République et canton de Genève
Grand Conseil
Séance du jeudi 15 novembre 2007 à 20h30
56e législature - 3e année - 1re session - 2e séance
PL 10037-A
Premier débat
M. Jean-Michel Gros (L), rapporteur. Mesdames et Messieurs les députés, vous serez surpris par le fait que ce projet, qui ne fait pas l'objet d'un rapport de minorité, ne soit pas passé aux extraits. En fait, au vu du résultat du vote de la commission, vous aurez constaté que celle-ci a manifesté une certaine mauvaise humeur. La commune d'Aire-la-Ville a demandé le déclassement d'une petite parcelle au centre de son village, pour y construire un petit immeuble, sauf erreur, sur la base d'une initiative communale.
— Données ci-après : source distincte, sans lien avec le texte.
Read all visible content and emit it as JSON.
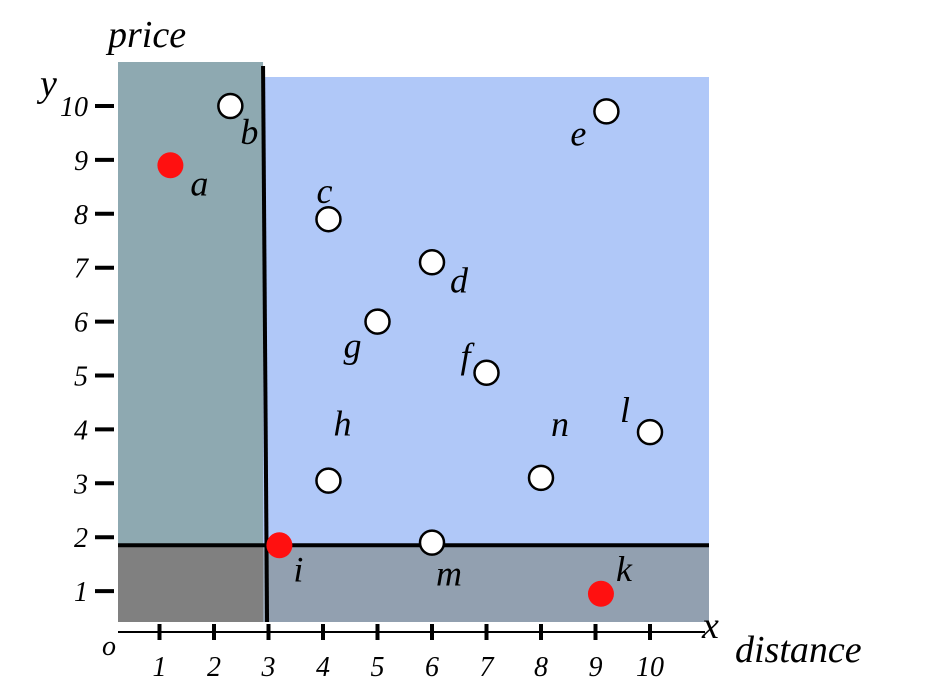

Malheureusement, il nous a été annoncé en commission que cet immeuble était en fait déjà construit ! Ce sont des choses qui arrivent, mais on aurait peut-être dû débaptiser ce projet et parler de mise en conformité de la zone en question. La mauvaise humeur a surgi dans la commission de ce fait et c'est pour cela qu'il y a eu autant d'abstentions au moment du vote. Je laisserai mes collègues s'exprimer à ce sujet.
Ce que je voulais dire, c'est que ma mauvaise humeur est provoquée par le fait que cette commission d'aménagement du territoire a tendance à se transformer en chambre d'enregistrement. Cet objet en offre bien sûr l'exemple le plus flagrant: qu'il y ait déjà eu construction et qu'on nous demande ensuite de déclasser le terrain est un peu bizarre. Toutefois, sur l'ensemble des projets qui nous sont soumis, nous sommes nantis de projets demandant principalement des déclassements de zones, pour un passage de telle zone à telle zone, dans tel ou tel village, parfois même en Ville de Genève. Ensuite, étudiant les plans, la commission estime parfois qu'on pourrait déclasser une parcelle un peu plus ou un peu moins grande que celle qui fait l'objet de la demande. Ou encore, dans certains projets de loi, la commission se demande parfois s'il ne vaudrait pas mieux ne pas classer telle parcelle en zone de développement comme cela est demandé et la considérer au lieu de cela comme une zone simple ou si l'attribution du statut de zone 4B ne serait pas suffisante.
La réponse que l'on donne alors à la commission de l'aménagement est la suivante. On nous dit: «Mais vous n'allez pas recommencer toute la procédure à zéro ! Tout a été fait ! L'enquête publique a été menée. Si vous modifiez une virgule de ce projet de loi, toute la procédure repart à zéro et vous serez responsables de la perte d'une année, voire deux, dans la construction de futurs logements !» Voilà à quoi en est réduite la commission de l'aménagement !
Contrairement à toutes les autres commissions de ce Grand Conseil, nous sommes privés de la faculté d'amender les projets ! C'est cela qui suscite cette mauvaise humeur de la commission de l'aménagement. Peut-être y aurait-il une procédure à revoir ?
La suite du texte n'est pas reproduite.